Otro potencial de nuestro estado es la belleza majestuosa de sus paisajes, que entra por nuestros ojos y que lo hacen un destino tu­rístico por excelencia, solo por sus bellezas, pero además contamos con la posibilidad de desarrollar pero de verdad el turismo religioso con nuestro Dr. José Gre­gorio Hernández, además de nuestra historia que nos hace un destino para el turismo histórico, claro, para lograrlo debemos contar con un plan intenso de recuperación de monumentos históricos, para ha­cer de estos destinos atractivos, acompañado con un plan educativo sobre nuestra verdadera historia sin próceres ni heroínas inventadas por la imaginación, que nos hagan valorar más nuestra tierra y gentilicio.
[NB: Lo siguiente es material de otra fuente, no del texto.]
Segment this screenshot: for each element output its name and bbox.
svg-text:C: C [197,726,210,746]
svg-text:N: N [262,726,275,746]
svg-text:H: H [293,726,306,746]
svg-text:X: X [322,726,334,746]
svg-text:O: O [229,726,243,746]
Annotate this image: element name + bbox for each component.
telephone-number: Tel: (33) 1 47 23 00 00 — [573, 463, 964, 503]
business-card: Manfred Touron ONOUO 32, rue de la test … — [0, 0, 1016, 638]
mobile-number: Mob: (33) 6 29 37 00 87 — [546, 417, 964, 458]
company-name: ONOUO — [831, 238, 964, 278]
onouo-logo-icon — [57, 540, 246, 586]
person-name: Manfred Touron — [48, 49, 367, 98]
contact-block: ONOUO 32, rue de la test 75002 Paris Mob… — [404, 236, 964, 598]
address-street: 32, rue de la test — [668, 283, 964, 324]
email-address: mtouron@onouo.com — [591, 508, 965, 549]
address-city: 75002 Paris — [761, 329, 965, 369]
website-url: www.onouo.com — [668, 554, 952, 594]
Esto es lo que Trujillo requiere con urgencia, y esta, debería ser la piedra angular que puede sustentar la tarea de encaminar a Trujillo a ser un estado con altos estadios de desarrollo sustentable. Que surjan empleos significa que aumente la actividad económica, que el Esta­do recupere ingresos, y que con ellos se mejore la educación y fi­nancie la modernización del sistema de salud pública.

Crear condiciones

No existe ninguna posibilidad de enderezar la marcha de Trujillo que no comience por crear las condiciones que permitan a los tru­jillanos desempleados ponerse a trabajar. Y esto no se trata solamente de que tengan mayores beneficios materiales. Es una realidad que cuando un hombre, una mujer, un joven recién graduado de nuestras universidades o cualquier trujillano que sepa un oficio tiene acceso a un empleo moderno y bien remunerado, el estado se estabiliza, y se afirma la confianza, se reparte mejor la dignidad, los derechos se concretan, los sueños de cada uno y sus familias se vuelven accesibles, y cada individuo recupera la capacidad de administrar su propia vida. Cuan­do se crea empleo, crece la libertad. La verdadera independencia está es en empleos modernos y bien remunerados. Es por aquí por donde hay que empezar, por lo más importante y lo más difícil.

Docencia y gerencia

Manuel Rivero nació en Valera. Es licenciado en Educación Integral del Iutembi. Ha cursado programas de formación política y ciudadana en el Centro Gumilla y programas de Planificación Estratégica y de Planificación de Políticas Públicas en el Ifedec. Entre los cursos que ha realizado destacan el Diplomado en Gerencia para el desarrollo humano sustentable de la UVM y Marketing político y Consultoría del Instituto Latinoamericano de Consultoría Política -Ilcp. Fue coordinador municipal de Educación Física y Deporte en el municipio La Ceiba, y secretario General de Copei (2010-2011). Actualmente es docente de Educación Básica en la Escuela Bolivariana Neptalí Valera Hurtado. Es padre de dos niños.